Transfer Impact Assessment: Transfer Impact Assessment is a written analysis, conducted by a controller or a processor, of the impact that a transfer of personal data to a country outside of the EEA may have on the privacy afforded to the transferred data. The EDPB indicates the following to be necessary components of the transfer impact assessment:

– An analysis of the legislation of the data importer’s country.
– Whether public authorities of the third country may seek access to the data with or without the data importer’s knowledge either via legislation, practice, or reported precedent.
– Whether public authorities of the third country may be able to access the data through the telecommunication providers or communication channels in light of legislation, legal powers, technical, financial, and human resources at their disposal and of reported precedent.

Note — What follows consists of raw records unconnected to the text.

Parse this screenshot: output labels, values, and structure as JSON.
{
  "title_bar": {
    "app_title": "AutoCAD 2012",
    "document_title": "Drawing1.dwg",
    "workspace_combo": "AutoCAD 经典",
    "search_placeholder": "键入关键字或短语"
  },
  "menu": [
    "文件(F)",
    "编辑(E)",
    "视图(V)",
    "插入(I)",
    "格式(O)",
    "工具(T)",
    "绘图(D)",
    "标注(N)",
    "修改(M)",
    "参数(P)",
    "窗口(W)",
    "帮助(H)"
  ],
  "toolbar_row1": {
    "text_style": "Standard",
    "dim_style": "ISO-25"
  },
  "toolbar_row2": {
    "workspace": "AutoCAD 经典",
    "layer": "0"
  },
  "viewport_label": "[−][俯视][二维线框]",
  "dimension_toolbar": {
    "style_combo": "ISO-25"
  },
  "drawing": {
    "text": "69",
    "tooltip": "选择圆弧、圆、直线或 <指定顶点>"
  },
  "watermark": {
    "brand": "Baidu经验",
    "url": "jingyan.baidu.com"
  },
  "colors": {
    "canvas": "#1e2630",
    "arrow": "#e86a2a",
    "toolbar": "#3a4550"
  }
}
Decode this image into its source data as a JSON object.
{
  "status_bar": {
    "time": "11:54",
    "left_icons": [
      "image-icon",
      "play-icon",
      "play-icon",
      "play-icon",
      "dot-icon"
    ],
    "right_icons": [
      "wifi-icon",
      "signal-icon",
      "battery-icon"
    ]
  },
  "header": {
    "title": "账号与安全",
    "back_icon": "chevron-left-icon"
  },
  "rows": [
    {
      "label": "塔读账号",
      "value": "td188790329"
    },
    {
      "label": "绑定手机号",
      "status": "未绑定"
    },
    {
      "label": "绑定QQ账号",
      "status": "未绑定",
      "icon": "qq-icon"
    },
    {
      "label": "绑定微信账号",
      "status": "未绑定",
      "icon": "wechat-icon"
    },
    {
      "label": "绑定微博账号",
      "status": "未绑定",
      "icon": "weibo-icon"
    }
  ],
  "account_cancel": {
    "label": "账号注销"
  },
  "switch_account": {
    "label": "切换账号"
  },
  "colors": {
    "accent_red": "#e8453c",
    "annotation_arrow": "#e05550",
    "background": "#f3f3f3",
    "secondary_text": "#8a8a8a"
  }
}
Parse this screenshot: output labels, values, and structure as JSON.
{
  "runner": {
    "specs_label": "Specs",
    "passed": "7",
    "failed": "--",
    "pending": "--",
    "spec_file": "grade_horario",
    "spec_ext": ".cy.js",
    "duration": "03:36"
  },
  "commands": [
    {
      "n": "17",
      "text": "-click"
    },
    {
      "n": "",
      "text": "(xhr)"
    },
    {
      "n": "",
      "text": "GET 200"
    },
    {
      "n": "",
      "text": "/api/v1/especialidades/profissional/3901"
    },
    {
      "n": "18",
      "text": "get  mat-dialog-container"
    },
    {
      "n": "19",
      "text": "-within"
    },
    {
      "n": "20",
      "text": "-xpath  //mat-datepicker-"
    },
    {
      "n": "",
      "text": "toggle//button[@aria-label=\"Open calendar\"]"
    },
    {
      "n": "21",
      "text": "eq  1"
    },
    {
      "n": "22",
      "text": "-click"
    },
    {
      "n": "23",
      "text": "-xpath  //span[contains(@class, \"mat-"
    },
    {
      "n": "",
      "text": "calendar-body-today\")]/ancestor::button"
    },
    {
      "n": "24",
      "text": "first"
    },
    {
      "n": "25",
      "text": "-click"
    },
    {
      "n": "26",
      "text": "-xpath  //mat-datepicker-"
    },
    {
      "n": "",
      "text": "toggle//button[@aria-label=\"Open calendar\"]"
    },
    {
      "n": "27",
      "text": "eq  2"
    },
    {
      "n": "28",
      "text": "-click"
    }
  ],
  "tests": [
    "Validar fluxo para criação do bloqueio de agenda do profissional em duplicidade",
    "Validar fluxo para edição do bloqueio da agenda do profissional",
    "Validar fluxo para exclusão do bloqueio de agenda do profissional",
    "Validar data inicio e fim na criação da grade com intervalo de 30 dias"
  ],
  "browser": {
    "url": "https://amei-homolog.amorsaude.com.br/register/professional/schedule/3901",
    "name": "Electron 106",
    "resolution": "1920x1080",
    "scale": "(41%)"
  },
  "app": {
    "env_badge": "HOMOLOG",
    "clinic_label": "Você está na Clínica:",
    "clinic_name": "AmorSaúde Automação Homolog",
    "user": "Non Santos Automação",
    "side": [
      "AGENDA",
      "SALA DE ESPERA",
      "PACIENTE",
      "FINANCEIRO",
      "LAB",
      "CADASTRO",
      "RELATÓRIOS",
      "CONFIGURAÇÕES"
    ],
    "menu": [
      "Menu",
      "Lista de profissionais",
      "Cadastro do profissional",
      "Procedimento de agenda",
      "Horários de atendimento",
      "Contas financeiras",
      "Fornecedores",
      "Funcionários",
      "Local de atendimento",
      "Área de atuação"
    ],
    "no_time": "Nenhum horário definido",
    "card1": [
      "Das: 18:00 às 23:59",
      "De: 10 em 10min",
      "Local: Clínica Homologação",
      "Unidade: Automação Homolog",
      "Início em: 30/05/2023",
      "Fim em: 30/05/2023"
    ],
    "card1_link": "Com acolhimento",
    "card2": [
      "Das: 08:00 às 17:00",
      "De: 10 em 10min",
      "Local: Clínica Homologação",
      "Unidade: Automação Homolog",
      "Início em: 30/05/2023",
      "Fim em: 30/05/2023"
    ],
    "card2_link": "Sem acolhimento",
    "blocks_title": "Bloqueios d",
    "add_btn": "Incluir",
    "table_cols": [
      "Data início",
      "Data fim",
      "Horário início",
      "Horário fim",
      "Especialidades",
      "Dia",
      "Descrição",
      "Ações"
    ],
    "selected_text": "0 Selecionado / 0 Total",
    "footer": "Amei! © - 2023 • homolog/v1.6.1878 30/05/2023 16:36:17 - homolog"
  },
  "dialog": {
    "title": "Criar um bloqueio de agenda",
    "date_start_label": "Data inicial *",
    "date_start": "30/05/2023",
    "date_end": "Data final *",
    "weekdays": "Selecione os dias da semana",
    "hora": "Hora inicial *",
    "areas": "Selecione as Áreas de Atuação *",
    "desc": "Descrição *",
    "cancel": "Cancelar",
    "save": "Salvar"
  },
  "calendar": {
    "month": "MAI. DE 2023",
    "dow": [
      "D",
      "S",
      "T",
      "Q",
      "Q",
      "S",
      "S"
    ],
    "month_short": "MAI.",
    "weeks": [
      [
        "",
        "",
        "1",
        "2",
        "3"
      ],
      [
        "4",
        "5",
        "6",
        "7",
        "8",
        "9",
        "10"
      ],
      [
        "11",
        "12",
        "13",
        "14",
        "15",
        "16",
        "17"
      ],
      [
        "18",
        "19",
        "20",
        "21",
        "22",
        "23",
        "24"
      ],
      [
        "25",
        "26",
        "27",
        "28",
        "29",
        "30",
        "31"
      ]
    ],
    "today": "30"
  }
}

Although no data transfer is envisaged outside the EEA, since one of the subprocessors is a U.S. company a Transfer Impact Assessment was also prepared.

Privacy Notice: A privacy notice explains how your personal data is processed and how it applies data protection principles. According to the GDPR, a privacy notice should have following qualifications (articles 12-14):

– In a concise, transparent, intelligible, and easily accessible form,
– Written in clear and plain language, particularly for any information addressed specifically to a child,
– Delivered in a timely manner,
– Provided free of charge.

ORIENT8 prepared an “IKEA-style” easy to understand privacy notice reinforced with icons and translated to the languages that newcomers widely use. DaPIS (Data Protection Icon Set) is used in the privacy notice. DAPIS is created by CIRSFID, Università di Bologna and Accademia di Belle Arti di Bologna.


Consent Text: According to article 4 of the GDPR; “consent of the data subject means any freely given, specific, informed and unambiguous indication of the data subject’s wishes by which he or she, by a statement or by a clear affirmative action, signifies agreement to the processing of personal data relating to him or her”. We prepared a clear, simple, easy to understand consent note for all participants of the project in their mother tongue to be signed prior to processing their personal data. Thus, our legal basis in the project is consent, within the remits of GDPR.

Many projects like ORIENT8 co-funded by the European Union process personal data in some way or other. Privacy and security is thus becoming more and more important. It is not only an ethics responsibility but rather a legal obligation to design all tasks which involve personal data processing in compliance with GDPR and to have data protection in mind (GDPR by design and default). Data privacy and security is a dynamic field and every technological breakthrough has either direct or indirect effect on privacy and security. Legislation is also being adapted. So do the actions.